Neil Steinberg is four-times-a-week columnist for the Chicago Sun-Times. He’s been on the job for 18 years and has got the hang of it by now. His byline has made it into headlines.

So the Sun-Times splash Steinberg: Opera is fini if the fat lady keeps singing is not altogether out of character.

It tops a fairly bland interview with a soprano, Adina Aaron, who’s singing Bess at the Lyric.

But there’s one paragraph of Steinberg’s that is so wrong on so many levels that we had to bring it to your attention for discussion.

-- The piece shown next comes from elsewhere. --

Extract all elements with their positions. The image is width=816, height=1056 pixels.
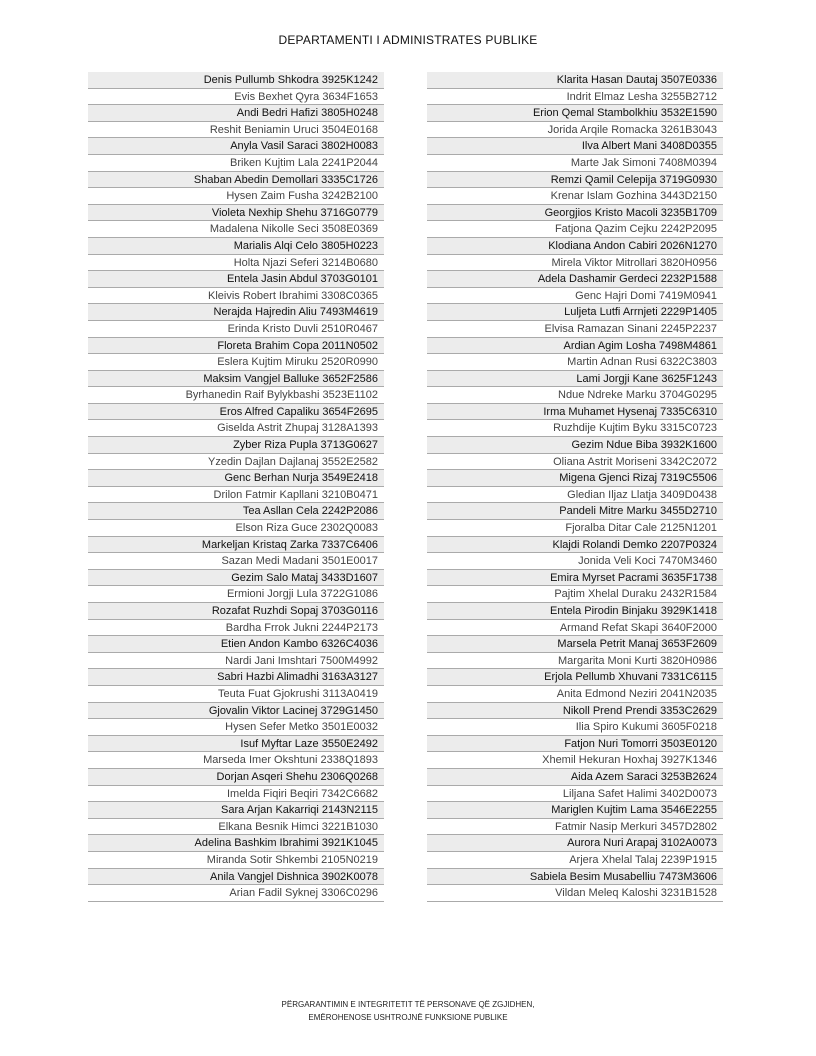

Prepare the sickbags now.

As an opera goer, while I certainly appreciate a well-formed star and so understand Aaron’s point, my focus is on the music and the staging. I don’t consider the cast’s bulk when deciding what operas to attend.

Oh, ffff’s sake. Discuss.

steinberg aaron

Comments

  • Anonymous says:

    What is the point of your indignation here, Norman? He does not think it is important for singers to be thin. He tends to like them for the way they sing. Unless you want to counter all the viewpoints you put forward after the Glyndebourne debacle this summer?…

    Think of it from a singer’s point of view. Young students are now told to lose weight as soon as they arrive at the conservatoire (at what is probably a fairly crucial time in their physical and vocal development). Certain opera companies are now quite frank in saying that they will not put individuals that they do not consider physically attractive on stage. This situation is allowed to develop because no-one takes a firm stand. You cannot defend Tara for not being stick thin, then berate a critic who says that an artists’ weight does not matter to him.

  • V.Lind says:

    I’ve read that paragraph — and the whole article, despite the absence of a link — and I’m damned if I can see what is so offensive about it. Unless you are saying fat ladies singing is not acceptable any more, which would be inconsistent with what I have read here.

    I don’t like “a well-formed cast” either — it is infelicitous, to say the least and I suppose those who mark these things out of ten would fail i ton a politically correct scale — but the point made about artists’ weight and appearance in the article is made by Ms. Aaron. All he is saying, perhaps a little clumsily, is that to him the music comes first, not the appearance of the singers.Weren’t you going on and on about the very same thing when a certain review of Glyndebourne appeared this summer?

  • Petros Linardos says:

    I read the article and found no “How do you stay so thin” question from Neil Steinberg.

  • Max Grimm says:

    I have read the article and it is the diva herself who broaches the subject, talking about how people are surprised to learn she’s an opera singer, as the stereotype of the obese singer exists and is kept alive by depictions in advertisements.
    It was once again Mrs. Aaron who talked about physical fitness, as she had considered a career as professional athlete before becoming an opera singer.
    I fail to see anything offensive or any thematic link to the debate sparked by the comments regarding Ms Erraught in the Rosenkavalier months ago.